Why there exist prime homogeneous ideals containing the Irrelevant ideal?

Question

The notion of irrelevant ideal is something the doesn't bother me long time now, though the last day I came across it again and realised something that didn't now. That simply I don't understand how the whole $\textbf{Proj}$ construction works.

So my question is:

In Wiki article about $Proj$ sonstruction says: "Define the set $Proj(S)$ to be the set of all homogeneous prime ideals that do not contain the irrelevant ideal". Now since the irrelevant ideal is a maximal ideal (in the usual sense regardless of the grading part/structure), how is possible for a homogeneous prime ideal to contain the irrelevant ideal? Apparently I'm missing something, so can you please help me out and make more clear how does the $Proj$ construction works?

Thank you!

Answer 1

First, let's fix some notation. Let $S=\bigoplus_{i=0}^\infty S_i$ be a graded ring with grading given by $S_i$ for $i\in\mathbb{Z}_{\geq0}$. Let $S_+=\bigoplus_{i=1}^{\infty} S_i$ be the irrelevant ideal of the ring $S$.

First, a caution: $S_+$ is not necessarily maximal. Consider $S=\mathbb{Z}[x_1,x_2,\cdots,x_n]$ with each $x_i$ of degree one. Then $S_+=(x_1,\cdots,x_n)$ and $S/S_+\cong \mathbb{Z}$ which is not a field, so $S_+$ is not maximal.

Secondly, it is certainly possible for a homogeneous prime ideal to contain $S_+$, the irrelevant ideal. Consider $S=\mathbb{Z}[x_1,\cdots,x_n]$ as before and let $\mathfrak{p}=(2,x_1,\cdots,x_n)\subset S$. Then $S/\mathfrak{p}=\mathbb{F}_2$, so $\mathfrak{p}$ is prime, homogeneous, and even maximal while properly containing $S_+$. Even further, $S_+$ is always prime and homogeneous (if $pq$ is positive degree, at least one of $p$ or $q$ must be of positive degree, and $S_+$ is trivially equal to $\bigoplus_{i=0}^\infty \left(S_+\cap S_i\right)$) so there is always at least one prime homogeneous ideal containing $S_+$, $S_+$ itself.

I think some of your confusion may stem from the definition of maximal ideal.
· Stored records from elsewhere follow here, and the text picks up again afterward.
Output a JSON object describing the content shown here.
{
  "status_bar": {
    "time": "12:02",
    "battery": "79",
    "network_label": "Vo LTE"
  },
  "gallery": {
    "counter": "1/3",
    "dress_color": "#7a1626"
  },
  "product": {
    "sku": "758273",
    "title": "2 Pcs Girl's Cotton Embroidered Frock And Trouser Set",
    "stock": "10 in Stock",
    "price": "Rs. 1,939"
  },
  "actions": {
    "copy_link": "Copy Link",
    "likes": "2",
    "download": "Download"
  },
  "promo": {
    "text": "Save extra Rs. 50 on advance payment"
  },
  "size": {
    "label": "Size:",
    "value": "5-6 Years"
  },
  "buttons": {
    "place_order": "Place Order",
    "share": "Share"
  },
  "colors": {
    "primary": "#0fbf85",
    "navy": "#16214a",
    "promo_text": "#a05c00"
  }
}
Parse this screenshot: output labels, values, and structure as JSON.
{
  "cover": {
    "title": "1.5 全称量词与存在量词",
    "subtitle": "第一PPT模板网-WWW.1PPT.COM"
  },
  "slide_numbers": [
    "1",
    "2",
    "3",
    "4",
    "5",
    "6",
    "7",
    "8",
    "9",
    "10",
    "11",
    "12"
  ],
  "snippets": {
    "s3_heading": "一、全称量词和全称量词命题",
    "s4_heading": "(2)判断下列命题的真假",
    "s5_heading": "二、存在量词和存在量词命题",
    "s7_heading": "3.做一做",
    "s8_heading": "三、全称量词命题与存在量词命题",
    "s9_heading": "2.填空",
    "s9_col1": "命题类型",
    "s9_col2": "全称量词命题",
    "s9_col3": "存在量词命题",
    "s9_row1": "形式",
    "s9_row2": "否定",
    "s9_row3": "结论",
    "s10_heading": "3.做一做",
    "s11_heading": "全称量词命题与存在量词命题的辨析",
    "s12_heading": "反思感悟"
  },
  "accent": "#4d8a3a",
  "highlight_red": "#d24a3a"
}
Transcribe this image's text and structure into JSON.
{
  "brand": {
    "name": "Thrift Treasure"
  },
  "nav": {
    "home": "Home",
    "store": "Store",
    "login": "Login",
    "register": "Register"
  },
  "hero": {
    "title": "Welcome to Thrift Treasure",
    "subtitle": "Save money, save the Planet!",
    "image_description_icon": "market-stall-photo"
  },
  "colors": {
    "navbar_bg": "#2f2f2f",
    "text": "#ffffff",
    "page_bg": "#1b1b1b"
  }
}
A maximal ideal $\mathfrak{a}$ is an ideal which is maximal by inclusion among all proper ideals. This means if any proper ideal $\mathfrak{b}$ contains $\mathfrak{a}$, we must have $\mathfrak{b}=\mathfrak{a}$. This does not prohibit ideals containing maximal ideals, it just says that they must be equal.